Around the Mediterranean: an extreme example of loop migration in a long-distance migratory passerine

Klvaňa Petr, Cepák Jaroslav, Munclinger Pavel, Michálková Romana, Tomášek Oldřich, Albrecht Tomáš

Published online: 
27 February 2018

An important issue in migration research is how small-bodied passerines pass over vast geographical barriers; in European–African avian migration, these are represented by the Mediterranean Sea and the Sahara Desert. Eastern (passing eastern Mediterranean), central (passing Apennine Peninsula) and western (via western Mediterranean) major migration flyways are distinguished for European migratory birds. The autumn and spring migration routes may differ (loop migration) and there could be a certain level of individual flexibility in how individuals navigate themselves during a single migration cycle. We used light-level loggers to map migration routes of barn swallows Hirundo rustica breeding in the centre of a wide putative contact zone between the northeastern and southernwestern European populations that differ in migration flyways utilised and wintering grounds. Our data documented high variation in migration patterns and wintering sites of tracked birds (n = 19 individuals) from a single breeding colony, with evidence for loop migration in all but one of the tracked swallows. In general, two migratory strategies were distinguished. In the first, birds wintering in a belt stretching from southcentral to southern Africa that used an eastern route for both the spring and autumn migration, then shifted their spring migration eastwards (anti-clockwise loops, n = 12).
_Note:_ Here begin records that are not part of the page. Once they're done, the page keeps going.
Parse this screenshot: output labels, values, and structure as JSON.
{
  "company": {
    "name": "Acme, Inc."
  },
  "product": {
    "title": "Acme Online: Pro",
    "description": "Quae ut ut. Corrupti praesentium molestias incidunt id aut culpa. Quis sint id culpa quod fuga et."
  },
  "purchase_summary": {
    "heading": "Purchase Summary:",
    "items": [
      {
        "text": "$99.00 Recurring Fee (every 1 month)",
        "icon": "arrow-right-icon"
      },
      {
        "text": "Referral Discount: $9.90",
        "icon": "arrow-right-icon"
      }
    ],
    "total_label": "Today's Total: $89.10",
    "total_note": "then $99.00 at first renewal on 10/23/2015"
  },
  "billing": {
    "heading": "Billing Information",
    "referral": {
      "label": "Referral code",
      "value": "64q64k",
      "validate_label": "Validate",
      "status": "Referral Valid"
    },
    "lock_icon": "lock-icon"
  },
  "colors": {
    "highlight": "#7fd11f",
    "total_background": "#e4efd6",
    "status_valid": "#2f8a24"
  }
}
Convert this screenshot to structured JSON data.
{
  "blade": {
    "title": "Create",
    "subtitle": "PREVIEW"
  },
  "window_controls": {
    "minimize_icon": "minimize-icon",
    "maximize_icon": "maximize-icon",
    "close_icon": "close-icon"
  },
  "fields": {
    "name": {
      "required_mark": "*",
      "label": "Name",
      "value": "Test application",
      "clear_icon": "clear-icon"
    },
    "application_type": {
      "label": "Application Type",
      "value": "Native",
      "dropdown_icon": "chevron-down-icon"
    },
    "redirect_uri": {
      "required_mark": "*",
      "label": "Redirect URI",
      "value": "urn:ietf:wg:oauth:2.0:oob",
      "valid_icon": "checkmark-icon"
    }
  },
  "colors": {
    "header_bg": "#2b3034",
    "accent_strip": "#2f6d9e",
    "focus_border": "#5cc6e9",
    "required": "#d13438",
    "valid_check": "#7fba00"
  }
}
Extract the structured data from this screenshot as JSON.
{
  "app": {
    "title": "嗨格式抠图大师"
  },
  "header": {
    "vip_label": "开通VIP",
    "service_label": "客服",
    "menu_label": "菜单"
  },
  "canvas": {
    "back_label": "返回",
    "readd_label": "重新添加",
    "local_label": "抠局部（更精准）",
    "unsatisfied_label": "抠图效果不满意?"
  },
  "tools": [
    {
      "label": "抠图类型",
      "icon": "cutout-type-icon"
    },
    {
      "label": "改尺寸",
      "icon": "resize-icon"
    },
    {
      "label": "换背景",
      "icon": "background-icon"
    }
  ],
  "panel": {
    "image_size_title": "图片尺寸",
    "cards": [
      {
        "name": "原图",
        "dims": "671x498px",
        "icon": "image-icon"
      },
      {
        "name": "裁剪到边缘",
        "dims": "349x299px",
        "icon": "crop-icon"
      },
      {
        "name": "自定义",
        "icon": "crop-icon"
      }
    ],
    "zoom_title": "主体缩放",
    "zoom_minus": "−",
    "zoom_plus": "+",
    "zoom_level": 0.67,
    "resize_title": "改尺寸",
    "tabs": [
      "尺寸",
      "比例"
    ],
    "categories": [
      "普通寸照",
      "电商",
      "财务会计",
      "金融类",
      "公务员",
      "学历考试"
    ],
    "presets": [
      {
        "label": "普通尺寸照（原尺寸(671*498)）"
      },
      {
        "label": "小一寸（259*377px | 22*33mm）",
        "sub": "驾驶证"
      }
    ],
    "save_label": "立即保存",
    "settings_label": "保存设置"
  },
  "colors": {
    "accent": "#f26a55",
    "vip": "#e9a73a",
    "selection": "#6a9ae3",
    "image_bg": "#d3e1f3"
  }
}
In the second, birds used an eastern or central route to their wintering grounds in central Africa, shifting the spring migration route westward (clockwise loops, n = 7). In addition, we observed an extremely wide clockwise loop migration encompassing the entire Mediterranean, with one individual utilising both the eastern (autumn) and western (spring) migratory flyway during a single annual migration cycle. Further investigation is needed to ascertain whether clockwise migratory loops encircling the entire Mediterranean also occur other small long-distance passerine species.